Au-delà de ce délai de quinze jours, le bailleur devra payer l’indemnité d’éviction au locataire sous peine de sanctions judiciaires.
Bail commercial : quand le locataire libère-t-il le local ?
Tant que l'indemnité ne lui a pas été versée, le locataire ne peut pas être contraint de quitter les lieux : il a, en effet, un droit au maintien dans les lieux aux conditions et clauses du contrat de bail expiré. Il ne verse alors pas un « loyer », mais une « indemnité d’occupation », dont le montant doit être calculé à l’aide d’un avocat, ou à défaut d’accord, par le juge.
Ce droit disparaît avec le versement de l’indemnité d’éviction : il a alors 3 mois pour libérer le local.
Si le droit au maintien dans les lieux n’est pas respecté par le bailleur, le locataire a alors droit à des indemnités de réparation pour la perte de ce droit. Notez que cette indemnité est distincte de l’indemnité d’éviction.
Bail commercial : les conséquences fiscales du versement de l’indemnité d’éviction
Le versement de l’indemnité d’éviction va avoir des conséquences fiscales tant pour le bailleur que pour le locataire.
Pour le bailleur, le régime fiscal applicable dépendra des motifs qui justifient le versement de l’indemnité (reprise du local en vue de le vendre, location commerciale à des conditions plus avantageuses, etc.).Notez que l’indemnité d’éviction pourra être déductible à condition de répondre à l’intérêt de l’entreprise du bailleur. Pour pouvoir bénéficier de cette déduction, il est conseillé de prendre l’attache d’un avocat dès la rédaction du bail commercial afin d’anticiper les conséquences d’un éventuel paiement d’indemnité d’éviction.

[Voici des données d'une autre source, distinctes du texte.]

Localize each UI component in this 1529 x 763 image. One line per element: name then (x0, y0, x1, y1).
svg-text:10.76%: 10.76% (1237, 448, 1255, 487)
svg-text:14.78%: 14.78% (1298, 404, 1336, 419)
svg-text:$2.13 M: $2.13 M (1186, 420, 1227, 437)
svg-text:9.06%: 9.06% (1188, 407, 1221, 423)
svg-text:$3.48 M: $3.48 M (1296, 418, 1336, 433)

En ce qui concerne le locataire, les règles fiscales vont différer selon qu'il est soumis à l'impôt sur les sociétés (IS) ou à l'impôt sur le revenu (IR) et, dans ce dernier cas, selon la nature du préjudice couvert par l'indemnité.Pour le locataire à l’IS, l'indemnité d'éviction est comprise dans les résultats soumis au taux normal, quelle que soit la nature du préjudice compensé par l'indemnité.
Pour le locataire à l’IR, l’indemnité d’éviction est une plus-value. Toutefois, la fraction de l’indemnité qui couvre les frais de déménagement, de réinstallation, le manque à gagner, etc., constitue une recette d’exploitation ordinaire.
Enfin, sachez que l'indemnité d'éviction entraîne la perception d'un droit fixe d'enregistrement de 125 €.
Parce que l’indemnité d’éviction est due à l’occasion d’un refus de renouvellement d’un bail commercial par le bailleur, parce qu’il est possible de refuser de la verser, parce que son montant va être discuté, parce son versement engendre des questions fiscales, etc., il est recommandé de faire appel aux services d’un avocat le plus tôt possible (l’idéal est avant même la conclusion du bail commercial) afin de réduire les risques de tensions, les risques juridiques et les risques fiscaux.